In epidemiological studies, RF radiation might be related to brain tumors, such as acoustic neuroma (Hardell et al., 1999), although it has not been proven by further studies (Hamblin et al., 2004; Hinrichs and Heinze, 2004; Curcio et al., 2005; Huber et al., 2005) and animal experiments (Salford et al., 2003; Zook and Simmens, 2006). If RF-exposed mice carried a certain tumor, we would expect changes in body weights. However, we could not detect any significant increase of body weight in RF-exposed groups of either sex. RF radiation might also induce cell death in the exposed area, but there was no decrease of body weight in RF-exposed mice. We would like to test whether RF radiation can induce brain tumors, but this hypothesis was excluded in our model.
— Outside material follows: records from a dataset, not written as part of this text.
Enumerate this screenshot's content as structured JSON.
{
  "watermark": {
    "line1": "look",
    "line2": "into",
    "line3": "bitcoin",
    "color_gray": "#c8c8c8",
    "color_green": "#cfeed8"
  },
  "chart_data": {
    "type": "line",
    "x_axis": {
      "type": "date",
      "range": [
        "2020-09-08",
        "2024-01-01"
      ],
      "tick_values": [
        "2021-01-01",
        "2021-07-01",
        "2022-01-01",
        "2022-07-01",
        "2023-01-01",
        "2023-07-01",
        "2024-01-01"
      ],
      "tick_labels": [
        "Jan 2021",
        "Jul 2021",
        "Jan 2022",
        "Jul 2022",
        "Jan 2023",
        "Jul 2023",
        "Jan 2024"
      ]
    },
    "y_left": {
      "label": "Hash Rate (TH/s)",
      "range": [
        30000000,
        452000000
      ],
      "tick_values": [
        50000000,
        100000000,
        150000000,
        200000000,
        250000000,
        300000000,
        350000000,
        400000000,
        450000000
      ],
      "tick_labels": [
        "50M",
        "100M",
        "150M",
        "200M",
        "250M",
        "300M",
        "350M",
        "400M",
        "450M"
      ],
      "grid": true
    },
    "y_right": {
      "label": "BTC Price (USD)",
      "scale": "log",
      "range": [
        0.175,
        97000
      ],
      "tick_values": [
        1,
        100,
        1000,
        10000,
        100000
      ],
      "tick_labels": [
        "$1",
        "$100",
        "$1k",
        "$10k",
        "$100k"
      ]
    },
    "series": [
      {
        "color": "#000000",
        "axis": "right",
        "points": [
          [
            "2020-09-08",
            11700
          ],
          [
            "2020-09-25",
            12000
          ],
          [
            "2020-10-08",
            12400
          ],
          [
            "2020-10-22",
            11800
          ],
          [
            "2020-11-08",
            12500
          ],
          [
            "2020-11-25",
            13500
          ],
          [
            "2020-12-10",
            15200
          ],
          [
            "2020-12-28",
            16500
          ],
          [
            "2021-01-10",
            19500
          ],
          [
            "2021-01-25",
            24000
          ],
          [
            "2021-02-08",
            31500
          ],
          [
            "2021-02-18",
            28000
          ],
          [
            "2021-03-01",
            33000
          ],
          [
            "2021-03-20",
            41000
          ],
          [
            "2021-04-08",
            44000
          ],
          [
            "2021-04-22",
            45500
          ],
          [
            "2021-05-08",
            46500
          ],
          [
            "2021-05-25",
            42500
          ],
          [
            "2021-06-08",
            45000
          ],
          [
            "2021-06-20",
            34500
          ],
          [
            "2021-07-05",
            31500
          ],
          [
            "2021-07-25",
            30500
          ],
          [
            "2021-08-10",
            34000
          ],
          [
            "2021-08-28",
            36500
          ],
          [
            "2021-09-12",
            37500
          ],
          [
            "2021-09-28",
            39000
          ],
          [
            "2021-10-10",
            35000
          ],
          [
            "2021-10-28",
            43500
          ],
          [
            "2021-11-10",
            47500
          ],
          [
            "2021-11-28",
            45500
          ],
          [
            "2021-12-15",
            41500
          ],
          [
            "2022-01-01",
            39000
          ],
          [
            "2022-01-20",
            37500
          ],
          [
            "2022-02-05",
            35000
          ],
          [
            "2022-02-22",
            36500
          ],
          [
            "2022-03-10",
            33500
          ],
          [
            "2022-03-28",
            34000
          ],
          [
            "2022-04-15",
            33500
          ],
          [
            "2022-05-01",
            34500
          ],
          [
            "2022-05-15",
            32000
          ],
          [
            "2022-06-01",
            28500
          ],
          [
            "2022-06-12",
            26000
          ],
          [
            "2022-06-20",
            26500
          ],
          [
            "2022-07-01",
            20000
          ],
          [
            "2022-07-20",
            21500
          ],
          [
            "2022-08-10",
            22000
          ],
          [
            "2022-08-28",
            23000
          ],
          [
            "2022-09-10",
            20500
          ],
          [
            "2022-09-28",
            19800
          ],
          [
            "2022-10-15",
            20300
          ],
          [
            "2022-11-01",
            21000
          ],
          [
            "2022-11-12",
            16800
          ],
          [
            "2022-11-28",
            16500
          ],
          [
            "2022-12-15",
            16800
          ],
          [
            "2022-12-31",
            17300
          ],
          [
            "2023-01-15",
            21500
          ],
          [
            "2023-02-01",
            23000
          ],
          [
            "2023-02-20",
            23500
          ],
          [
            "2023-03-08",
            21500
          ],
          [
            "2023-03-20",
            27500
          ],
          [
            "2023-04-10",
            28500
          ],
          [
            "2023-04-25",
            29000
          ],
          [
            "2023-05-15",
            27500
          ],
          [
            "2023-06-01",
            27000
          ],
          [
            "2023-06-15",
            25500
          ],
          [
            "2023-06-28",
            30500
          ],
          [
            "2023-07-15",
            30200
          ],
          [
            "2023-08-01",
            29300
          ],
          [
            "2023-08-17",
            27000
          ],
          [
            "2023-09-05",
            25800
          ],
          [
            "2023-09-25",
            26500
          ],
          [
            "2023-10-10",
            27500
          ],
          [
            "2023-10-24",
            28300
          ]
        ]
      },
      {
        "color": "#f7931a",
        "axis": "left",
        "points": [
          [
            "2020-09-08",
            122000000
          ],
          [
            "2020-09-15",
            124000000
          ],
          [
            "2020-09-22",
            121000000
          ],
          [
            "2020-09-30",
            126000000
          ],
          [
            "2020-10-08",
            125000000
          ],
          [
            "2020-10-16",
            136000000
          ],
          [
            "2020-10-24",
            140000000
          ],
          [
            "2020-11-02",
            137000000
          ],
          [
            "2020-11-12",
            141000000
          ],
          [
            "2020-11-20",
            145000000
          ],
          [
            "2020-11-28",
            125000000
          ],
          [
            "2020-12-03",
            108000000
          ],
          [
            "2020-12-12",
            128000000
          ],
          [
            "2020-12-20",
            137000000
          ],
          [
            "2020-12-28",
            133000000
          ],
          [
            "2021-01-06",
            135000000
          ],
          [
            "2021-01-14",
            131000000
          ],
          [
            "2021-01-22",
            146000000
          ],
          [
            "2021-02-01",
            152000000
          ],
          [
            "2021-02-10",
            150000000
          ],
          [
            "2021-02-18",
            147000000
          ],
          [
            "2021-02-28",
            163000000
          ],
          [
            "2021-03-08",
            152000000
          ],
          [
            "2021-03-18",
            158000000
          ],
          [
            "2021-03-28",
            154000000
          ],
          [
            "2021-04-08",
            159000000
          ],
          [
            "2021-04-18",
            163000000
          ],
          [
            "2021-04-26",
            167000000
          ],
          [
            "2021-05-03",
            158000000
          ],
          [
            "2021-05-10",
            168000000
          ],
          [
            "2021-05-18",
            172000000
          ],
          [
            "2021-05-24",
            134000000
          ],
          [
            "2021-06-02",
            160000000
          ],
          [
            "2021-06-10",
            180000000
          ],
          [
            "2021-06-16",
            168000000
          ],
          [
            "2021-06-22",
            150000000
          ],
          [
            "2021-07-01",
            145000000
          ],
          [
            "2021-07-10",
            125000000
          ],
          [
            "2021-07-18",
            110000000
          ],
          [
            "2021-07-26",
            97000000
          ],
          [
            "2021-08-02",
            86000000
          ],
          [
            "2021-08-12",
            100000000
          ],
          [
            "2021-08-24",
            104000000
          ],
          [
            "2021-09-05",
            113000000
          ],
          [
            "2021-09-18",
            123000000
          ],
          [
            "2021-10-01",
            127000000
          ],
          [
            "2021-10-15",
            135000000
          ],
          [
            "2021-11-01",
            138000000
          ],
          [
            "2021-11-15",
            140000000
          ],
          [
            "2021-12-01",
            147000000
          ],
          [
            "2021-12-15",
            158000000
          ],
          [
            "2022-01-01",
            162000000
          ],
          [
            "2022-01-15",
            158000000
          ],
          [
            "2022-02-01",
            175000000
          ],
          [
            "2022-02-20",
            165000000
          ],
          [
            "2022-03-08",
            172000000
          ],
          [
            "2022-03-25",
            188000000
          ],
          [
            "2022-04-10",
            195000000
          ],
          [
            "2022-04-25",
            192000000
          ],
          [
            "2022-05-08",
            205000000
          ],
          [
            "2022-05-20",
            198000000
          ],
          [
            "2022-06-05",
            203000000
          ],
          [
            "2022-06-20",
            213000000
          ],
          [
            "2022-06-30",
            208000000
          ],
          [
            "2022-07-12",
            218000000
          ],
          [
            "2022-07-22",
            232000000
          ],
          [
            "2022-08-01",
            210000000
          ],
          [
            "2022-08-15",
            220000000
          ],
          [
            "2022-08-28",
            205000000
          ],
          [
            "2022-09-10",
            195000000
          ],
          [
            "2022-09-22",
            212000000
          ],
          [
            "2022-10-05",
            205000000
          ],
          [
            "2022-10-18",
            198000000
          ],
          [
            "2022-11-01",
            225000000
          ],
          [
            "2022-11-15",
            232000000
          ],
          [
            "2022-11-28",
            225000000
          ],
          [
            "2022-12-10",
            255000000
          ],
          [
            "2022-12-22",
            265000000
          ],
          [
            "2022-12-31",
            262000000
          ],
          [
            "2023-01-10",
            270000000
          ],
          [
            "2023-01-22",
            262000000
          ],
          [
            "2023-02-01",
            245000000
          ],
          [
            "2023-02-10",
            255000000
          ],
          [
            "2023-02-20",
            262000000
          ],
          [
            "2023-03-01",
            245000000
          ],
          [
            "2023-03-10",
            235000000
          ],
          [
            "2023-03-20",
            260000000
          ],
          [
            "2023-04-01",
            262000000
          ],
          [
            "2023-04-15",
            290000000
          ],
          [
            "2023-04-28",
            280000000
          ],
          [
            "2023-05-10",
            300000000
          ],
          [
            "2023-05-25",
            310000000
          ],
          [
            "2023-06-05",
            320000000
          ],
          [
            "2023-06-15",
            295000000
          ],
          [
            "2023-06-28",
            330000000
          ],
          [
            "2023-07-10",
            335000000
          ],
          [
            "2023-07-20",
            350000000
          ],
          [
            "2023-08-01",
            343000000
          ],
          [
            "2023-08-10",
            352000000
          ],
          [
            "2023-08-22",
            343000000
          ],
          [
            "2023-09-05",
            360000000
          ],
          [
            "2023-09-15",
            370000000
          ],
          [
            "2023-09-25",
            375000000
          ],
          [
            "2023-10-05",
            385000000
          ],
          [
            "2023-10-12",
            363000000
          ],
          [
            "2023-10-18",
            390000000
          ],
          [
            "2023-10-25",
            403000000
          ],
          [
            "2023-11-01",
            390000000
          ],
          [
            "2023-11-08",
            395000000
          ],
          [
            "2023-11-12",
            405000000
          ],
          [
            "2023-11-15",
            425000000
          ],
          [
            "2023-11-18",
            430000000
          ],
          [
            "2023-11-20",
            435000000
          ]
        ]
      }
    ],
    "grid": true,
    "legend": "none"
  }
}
As we observed in our gross examination, we could not find any evidence of tumorigenesis by RF radiation under microscopic examination. Increased expression of PCNA is one of the characteristics of cell proliferation, but it was not induced by RF radiation. In addition, PCNA can stain progenitor cells, such as neural stem cells, in localized areas. The patterns and the numbers of the distribution of these progenitor cells were not changed upon RF radiation, which indicate that neural differentiation was not affected by RF radiation, either. Because the electric field might alter the neural differentiation in vitro, RF radiation might be involved in the developmental process (Rajnicek et al., 2006). Although we could not rule out the possibility of the modulation of cellular differentiation by RF radiation, local exposure to heads in vivo did not affect the progenitor cells in our experiments.

Most studies that address the effects of RF exposure on cancer development or cell death have shown no significant change after long-term, low-level exposure using animal models (Frei et al., 1998; Jauchem et al., 2001). We have shown that 849 MHz and 1763 MHz RF radiation from a mobile phone source does not affect cell proliferation or apoptosis in brain. Although 2.4 GHz continuous wave RF radiation could reduce the life span of exposed mice (Liddle et al., 1994), most studies on the effect of RF radiation concur that there is no significant increase or decrease in body weight following RF exposure.

In this study, we investigated the effect of local exposure of mobile phone frequency radiation to the mouse brain for 12 months. We could not find any evidence of increased cell proliferation or cell death. Reactive gliosis is a phenomenon describing endogenous CNS tissue responses to injury. Reactive gliosis specifically referred to the accumulation of enlarged glial cells, notably microglia and astrocytes, appearing immediately after CNS injury has occurred. The glial reactivity might be a largely passive response to injury (Norton et al., 1992). To measure reactive gliosis, we stained glial cell markers such as GFAP, but we could not find any increase of GFAP signal or any alteration of distribution of its signal. The data presented here suggest that exposure to 849 MHz and 1763 MHz of RF radiation from mobile phones at a 7.8 W/kg SAR does not change the pattern of neuronal and glial cells in hippocampus and cerebellum of C57BL mice.